もう長い友達に子供が出来たそうで、ギリギリな年齢にある私は正直羨ましくて仕方ないけれど、遺伝的な事情もあって諦めてもいる。

最初聞いた時は泣くほど喜んで、それでも、変わって行かないで、という複雑な気持ちもあり、でもそれは、喜んでいない訳ではなかった。単に勝手に自己投影して、事実を頭で混同しているだけだった。何故私は素直に喜べないの?などと言う、安い自虐に酔える時期はとうの昔に過ぎたのに、まだ幼い頃に簡単に自分を救ってくれたそれを、どうしても思い出す。

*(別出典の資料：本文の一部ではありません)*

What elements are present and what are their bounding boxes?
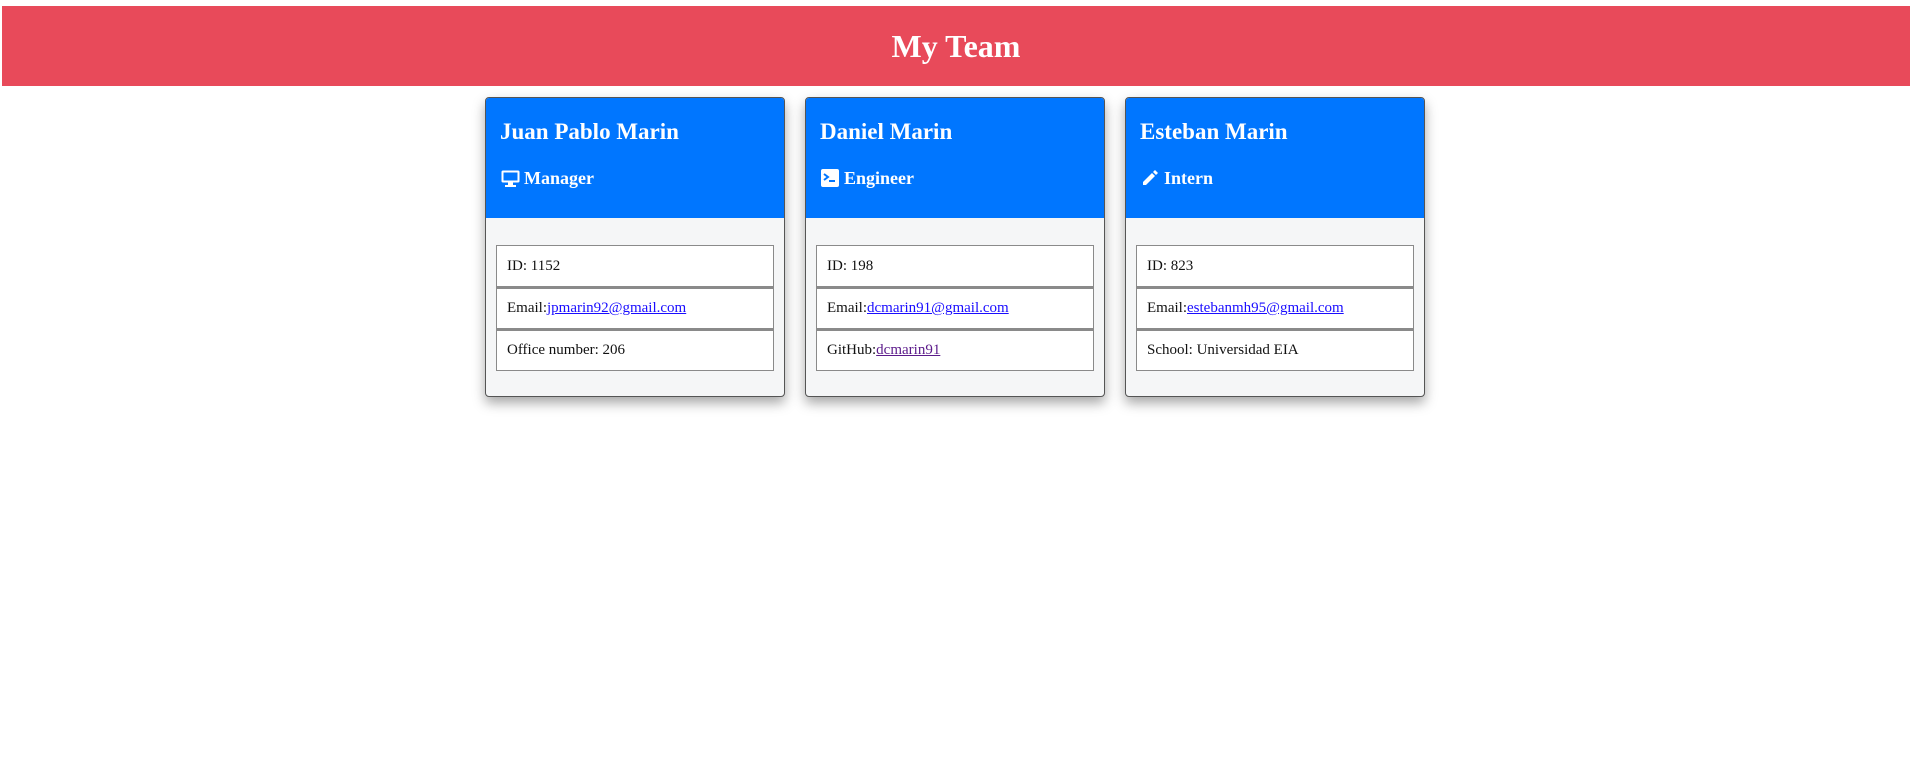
email-link[interactable]: estebanmh95@gmail.com <box>1187 300 1344 317</box>
employee-name: Daniel Marin <box>820 119 953 144</box>
pencil-icon <box>1140 168 1160 188</box>
terminal-icon <box>820 168 840 188</box>
card-header: Esteban Marin Intern <box>1126 98 1424 218</box>
email-item: Email: jpmarin92@gmail.com <box>496 287 774 329</box>
employee-role: Manager <box>500 168 770 189</box>
role-label: Intern <box>1164 167 1213 188</box>
employee-card-engineer: Daniel Marin Engineer ID: 198 Email: dcma… <box>805 97 1105 397</box>
employee-card-manager: Juan Pablo Marin Manager ID: 1152 Email:… <box>485 97 785 397</box>
school-item: School: Universidad EIA <box>1136 329 1414 371</box>
id-item: ID: 1152 <box>496 245 774 287</box>
email-prefix: Email: <box>507 300 547 316</box>
role-label: Manager <box>524 167 594 188</box>
role-label: Engineer <box>844 167 914 188</box>
email-link[interactable]: jpmarin92@gmail.com <box>547 300 686 317</box>
id-item: ID: 823 <box>1136 245 1414 287</box>
email-link[interactable]: dcmarin91@gmail.com <box>867 300 1009 317</box>
employee-name: Juan Pablo Marin <box>500 119 679 144</box>
info-list: ID: 823 Email: estebanmh95@gmail.com Scho… <box>1136 245 1414 371</box>
email-prefix: Email: <box>827 300 867 316</box>
card-header: Daniel Marin Engineer <box>806 98 1104 218</box>
page-title: My Team <box>891 27 1021 64</box>
office-number-item: Office number: 206 <box>496 329 774 371</box>
card-body: ID: 1152 Email: jpmarin92@gmail.com Offic… <box>486 218 784 396</box>
employee-role: Intern <box>1140 168 1410 189</box>
employee-name: Esteban Marin <box>1140 119 1288 144</box>
team-cards: Juan Pablo Marin Manager ID: 1152 Email:… <box>485 97 1425 397</box>
email-prefix: Email: <box>1147 300 1187 316</box>
employee-card-intern: Esteban Marin Intern ID: 823 Email: esteb… <box>1125 97 1425 397</box>
employee-role: Engineer <box>820 168 1090 189</box>
id-item: ID: 198 <box>816 245 1094 287</box>
github-prefix: GitHub: <box>827 342 877 358</box>
monitor-icon <box>500 168 520 188</box>
github-link[interactable]: dcmarin91 <box>876 342 940 359</box>
github-item: GitHub: dcmarin91 <box>816 329 1094 371</box>
email-item: Email: estebanmh95@gmail.com <box>1136 287 1414 329</box>
info-list: ID: 1152 Email: jpmarin92@gmail.com Offic… <box>496 245 774 371</box>
info-list: ID: 198 Email: dcmarin91@gmail.com GitHub… <box>816 245 1094 371</box>
page-header: My Team <box>2 6 1910 86</box>
card-body: ID: 198 Email: dcmarin91@gmail.com GitHub… <box>806 218 1104 396</box>
card-header: Juan Pablo Marin Manager <box>486 98 784 218</box>
email-item: Email: dcmarin91@gmail.com <box>816 287 1094 329</box>
card-body: ID: 823 Email: estebanmh95@gmail.com Scho… <box>1126 218 1424 396</box>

当たり前の事を無意識に喜べる精神性は、神様がくれた宝物なんだろうと思う。でも感情に濃淡があるからこそ、人間なんだという気がする。

社会が認める形で本能に沿って動ける事は、世間からの風当たりを少なくする事とほぼ同義だけれど、本能に逆らって尚安定していられる強い自我を持てるなら、それで事は済むんだろう。でも、常態的に自己の再定義が必要となる、あくまで台風の目でしかないその自我には、結局必死にしがみつく必要がある。

他者や所属が与える自己同一性を放棄しておきながらそれに焦がれるのは、それがあった場合の幸せと、それが無い場合との不幸せとをアンフェアに比べるからだろう。比較の無い状態で自己の有り様を認めていないからそうなるとも言える。

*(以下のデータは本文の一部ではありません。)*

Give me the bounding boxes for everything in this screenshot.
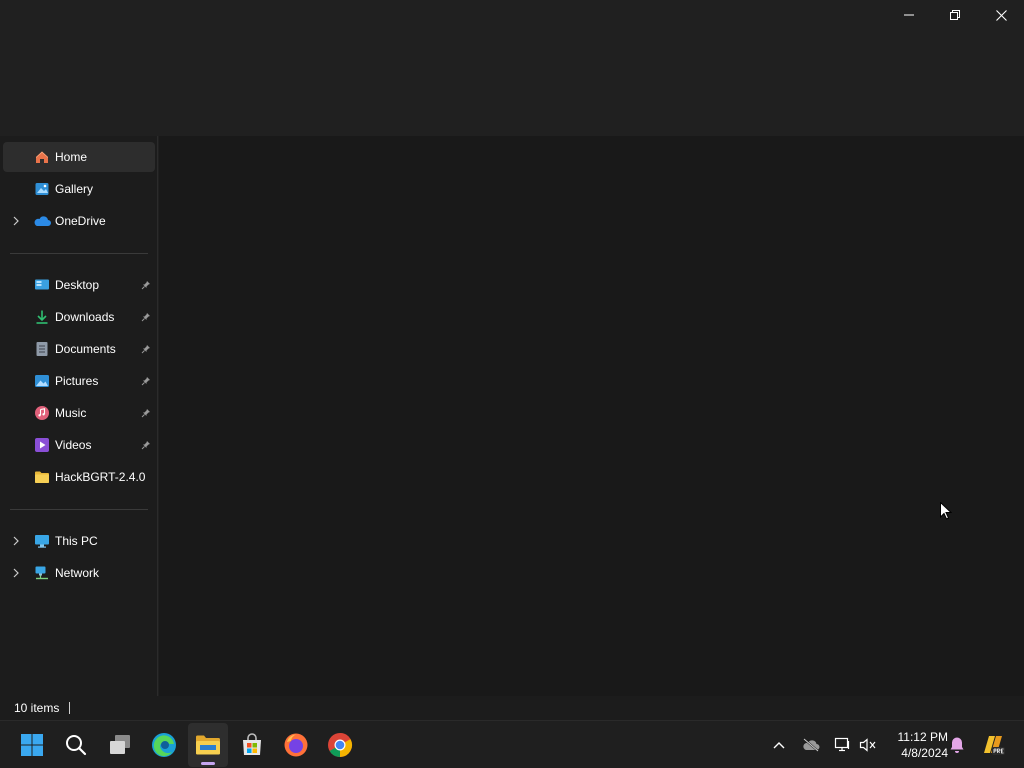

本能に逆らって年月が過ぎた時に、私は嫉妬に押し潰されて化け物になるのが怖いという話を、以前その友達にした事がある。それを自覚してるんならならないでしょうと言われたけれど、狂えてしまった方が楽な場面もきっとある。

それでも理性を抱えて生きようと思えるのは、その友達と自分が大事であるからに他ならない。表面上では濃淡を陽に塗り潰し、裏にある陰の濃淡を全て認めて、その両方を抱えた状態を認識したその上で、何でもないように振る舞う。12色の色鉛筆で事足りるような感情しか無かった頃よりかは、生きる事がもしかしたら面白いのかもしれないし、克服出来た時の喜びも大きいのかもしれない。

喜びも怒りも、哀しみも楽しみも一緒に経験して来た。妊娠したと聞いた時、おめでとうのすぐ後に、「子供産んでも友達で居てね」と思わず言ってしまった私に、「変わる訳ないでしょう」と言ってくれた友達を、これからも大事にしたいと思う。